Books vs. Cigarettes by George Orwell.
Books vs. Cigarettes is an essay by George Orwell first published in the Tribune on 8th February 1946. The subject is on the price of books. It begins,
A couple of years ago a friend of mine, a newspaper editor, was firewatching with some factory workers. They fell to talking about his newspaper, which most of them read and approved of, but when he asked them what they thought of the literary section, the answer he got was: “You don’t suppose we read that stuff, do you? Why, half the time you’re talking about books that cost twelve and sixpence! Chaps like us couldn’t spend twelve and sixpence on a book.” These, he said, were men who thought nothing of spending several pounds on a day trip to Blackpool.
This idea that the buying, or even the reading, of books is an expensive hobby and beyond the reach of the average person is so widespread that it deserves some detailed examination. Exactly what reading costs, reckoned in terms of pence per hour, is difficult to estimate, but I have made a start by inventorying my own books and adding up their total price. After allowing for various other expenses, I can make a fairly good guess at my expenditure over the last fifteen years.

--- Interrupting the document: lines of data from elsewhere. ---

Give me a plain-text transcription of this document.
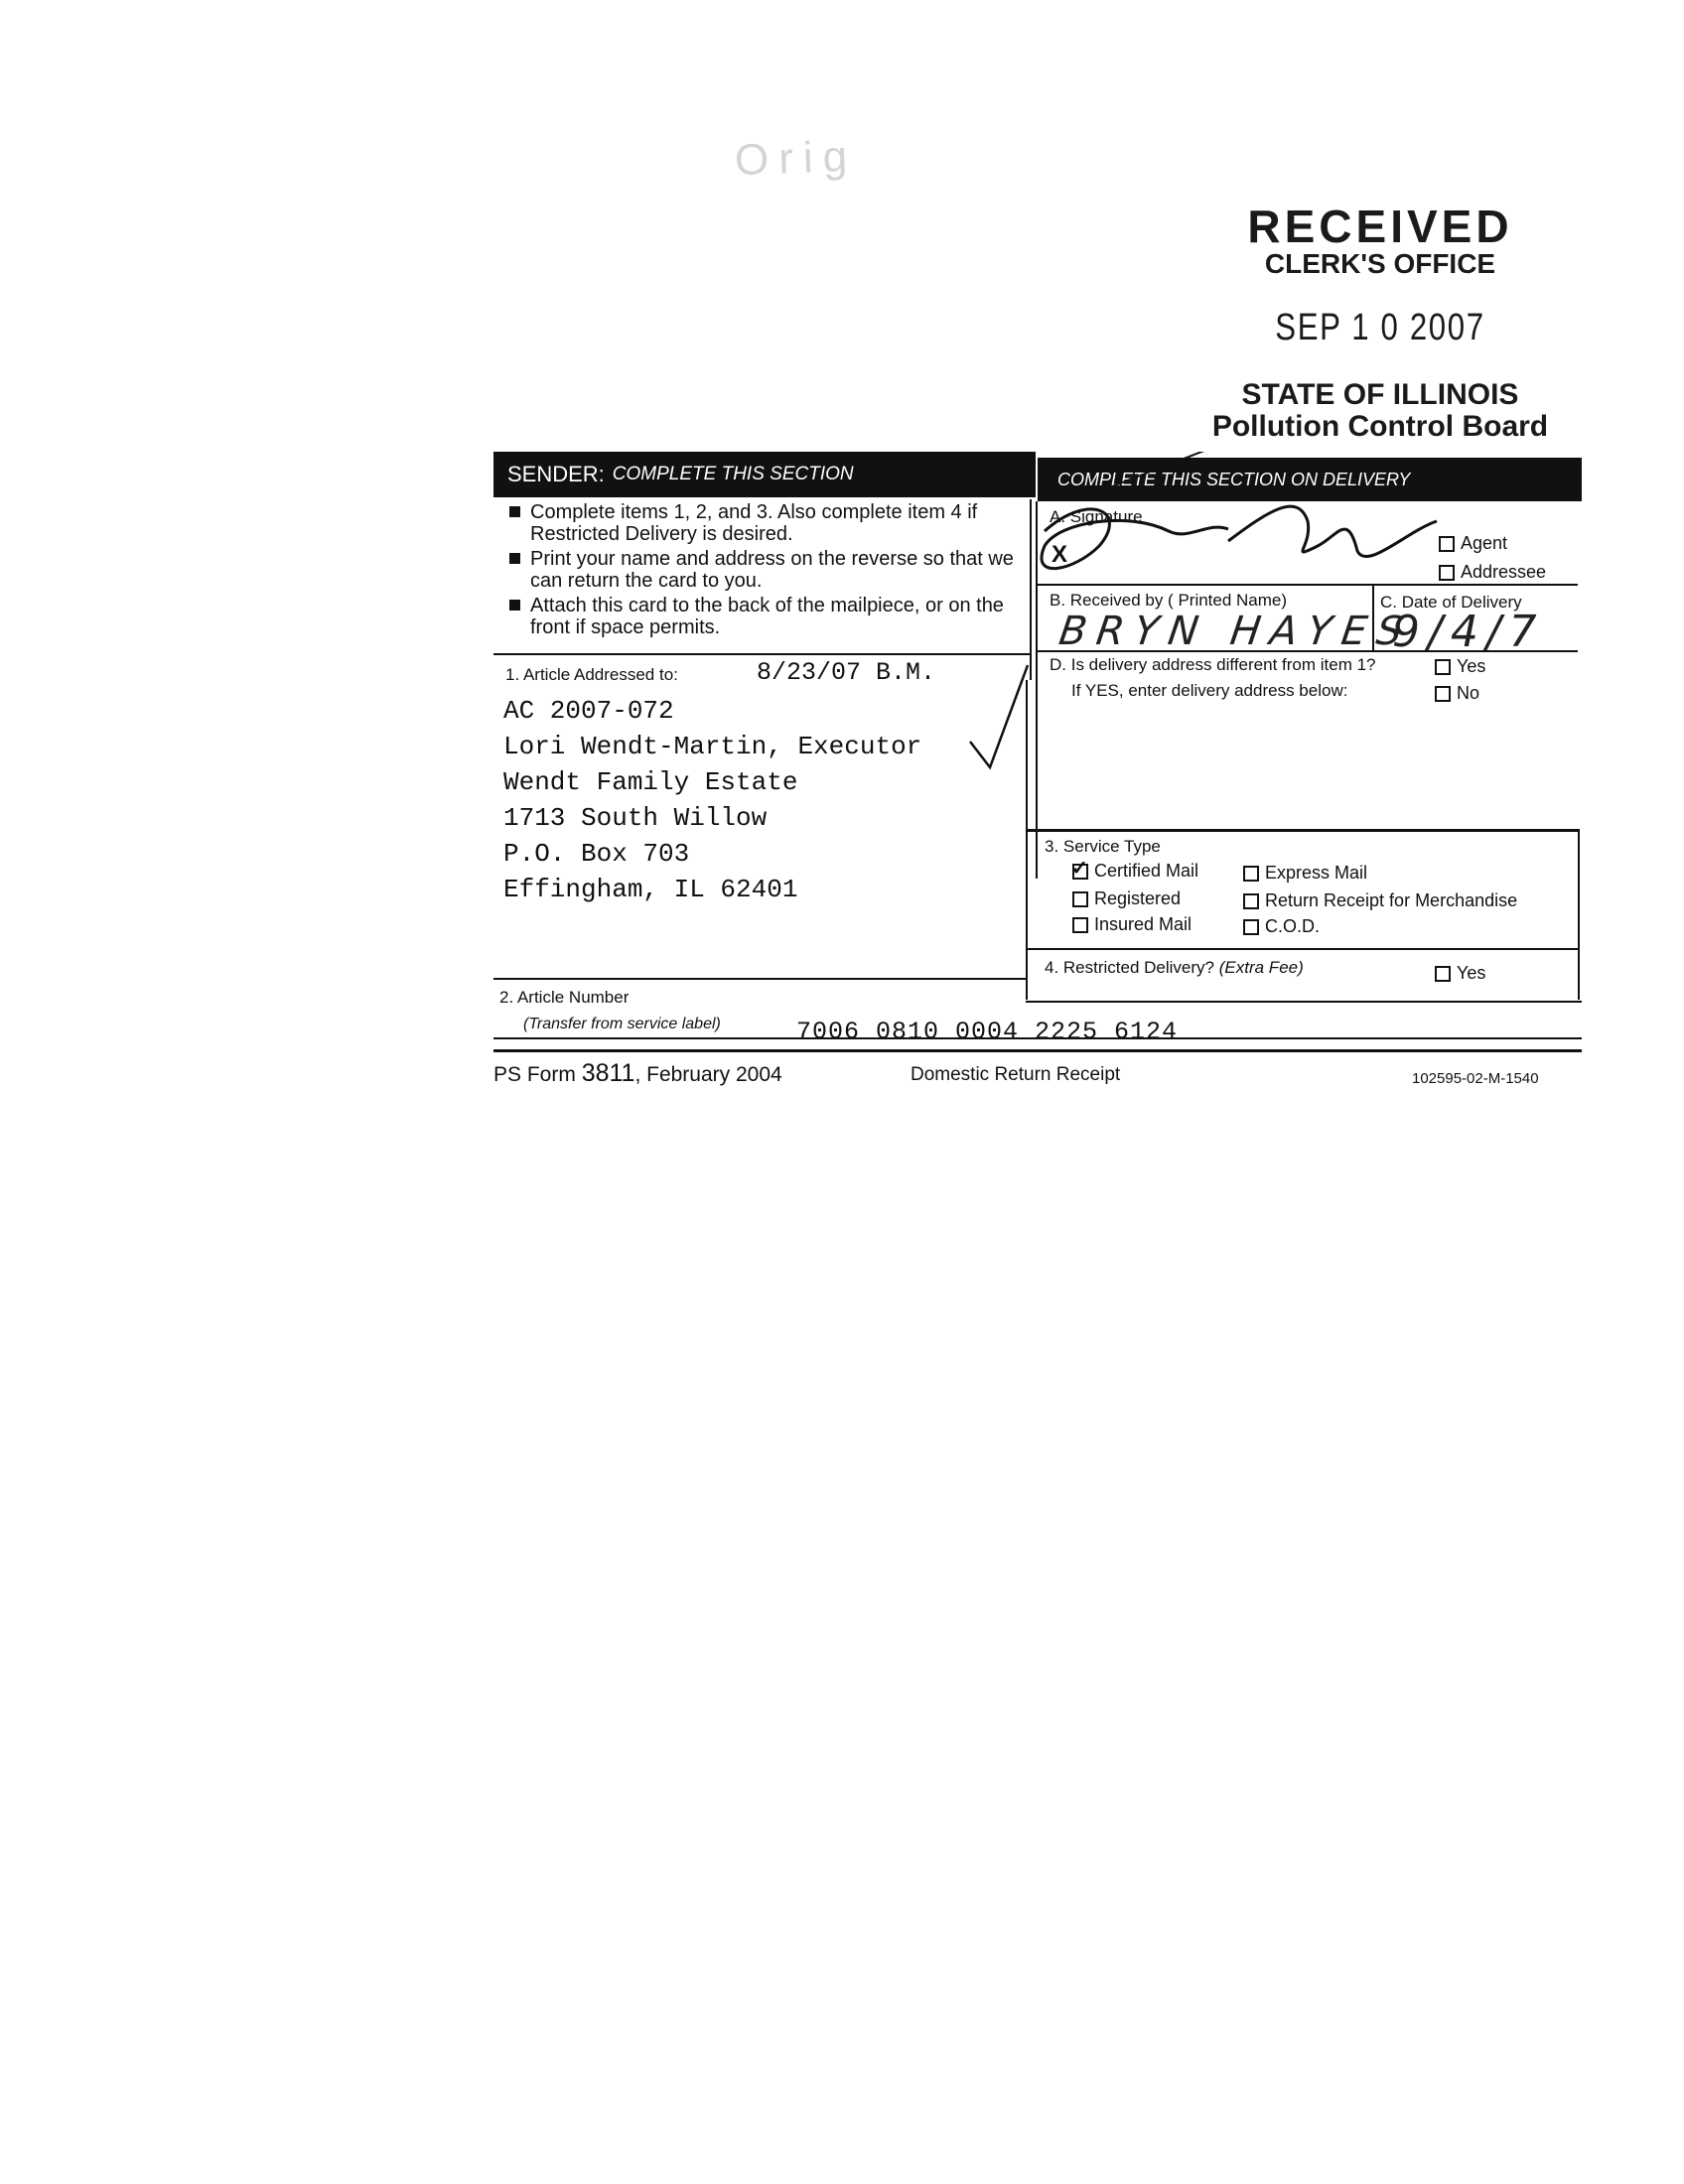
Orig
RECEIVED
CLERK'S OFFICE
SEP 1 0 2007
STATE OF ILLINOIS
Pollution Control Board
SENDER: COMPLETE THIS SECTION	COMPLETE THIS SECTION ON DELIVERY
Complete items 1, 2, and 3. Also complete item 4 if Restricted Delivery is desired.
Print your name and address on the reverse so that we can return the card to you.
Attach this card to the back of the mailpiece, or on the front if space permits.
1. Article Addressed to:	8/23/07 B.M.
AC 2007-072
Lori Wendt-Martin, Executor
Wendt Family Estate
1713 South Willow
P.O. Box 703
Effingham, IL 62401
A. Signature
X	Agent
Addressee
B. Received by ( Printed Name)	C. Date of Delivery
BRYN HAYES
9/4/7
D. Is delivery address different from item 1?
If YES, enter delivery address below:
Yes
No
3. Service Type
✓ Certified Mail	Express Mail
Registered	Return Receipt for Merchandise
Insured Mail	C.O.D.
4. Restricted Delivery? (Extra Fee)	Yes
2. Article Number
(Transfer from service label)	7006 0810 0004 2225 6124
PS Form 3811, February 2004	Domestic Return Receipt	102595-02-M-1540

The idea of calculating how much has been spent on books for a lover of reading is quite alarming, and I can't even contemplate how much I've spent! But the point is: is reading an expensive hobby?
Orwell works is out: he counts up how many books he owns and discounts those given as a present, those borrowed, and works out that, in total, he owns around 900 books accumulated over some 15 years. He calculates that he has spent approximately £165 15s, that's £11 1s a year. Throw in periodicals, papers, and whatnot that rises to £19 1s a year, then library subscriptions and he's looking at about £25 a year. Orwell does not mention his annual income, however I've looked up the average income for 1946 and it's about £380.99.
But what of other things? What of cigarettes?
Twenty-five pounds a year sounds quite a lot until you begin to measure it against other kinds of expenditure. It is nearly 9s 9d a week, and at present 9s 9d is the equivalent of about 83 cigarettes (Players): even before the war it would have bought you less than 200 cigarettes. With prices as they now are, I am spending far more on tobacco than I do on books. I smoke six ounces a week, at half-a-crown an ounce, making nearly £40 a year. Even before the war when the same tobacco cost 8d an ounce, I was spending over £10 a year on it: and if I also averaged a pint of beer a day, at sixpence, these two items together will have cost me close on £20 a year.Include alcohol and the price doubles: £40 a year.
Then there is the question of value: Orwell attempts to quantify enjoyment:
If you read nothing but novels and ‘light’ literature, and bought every book that you read, you would be spending – allowing eight shillings as the price of a book, and four hours as the time spent in reading it – two shillings an hour. This is about what it costs to sit in one of the more expensive seats in the cinema.And that is assuming the book is paid for: borrowed books from the library, as he observes, costs next to nothing. He concludes,
These figures are guesswork, and I should be interested if someone would correct them for me. But if my estimate is anywhere near right, it is not a proud record for a country which is nearly 100 per cent literate and where the ordinary man spends more on cigarettes than an Indian peasant has for his whole livelihood. And if our book consumption remains as low as it has been, at least let us admit that it is because reading is a less exciting pastime than going to the dogs, the pictures or the pub, and not because books, whether bought or borrowed, are too expensive.
It's an interesting one, this. What of today? Well, for a new book the average price is apparently £7.48 (or at least it was in 2015). For a packet of cigarettes - the Chancellor Phillip Hammond's Spring Budget increased the price of a pack of twenty cigarettes to £8.81. A new book a week would therefore cost £388.96 a year, and a twenty a day smoker will pay £3,206.84 a year, almost ten times the price of a new book a week. The average income is £27,271.
Books, then, are still a cheaper form of entertainment, cheaper than, say smoking or going out drinking, though it all depends upon what your income actually is. But of course, it's only really worth it, as Orwell notes, if you enjoy reading in the first place!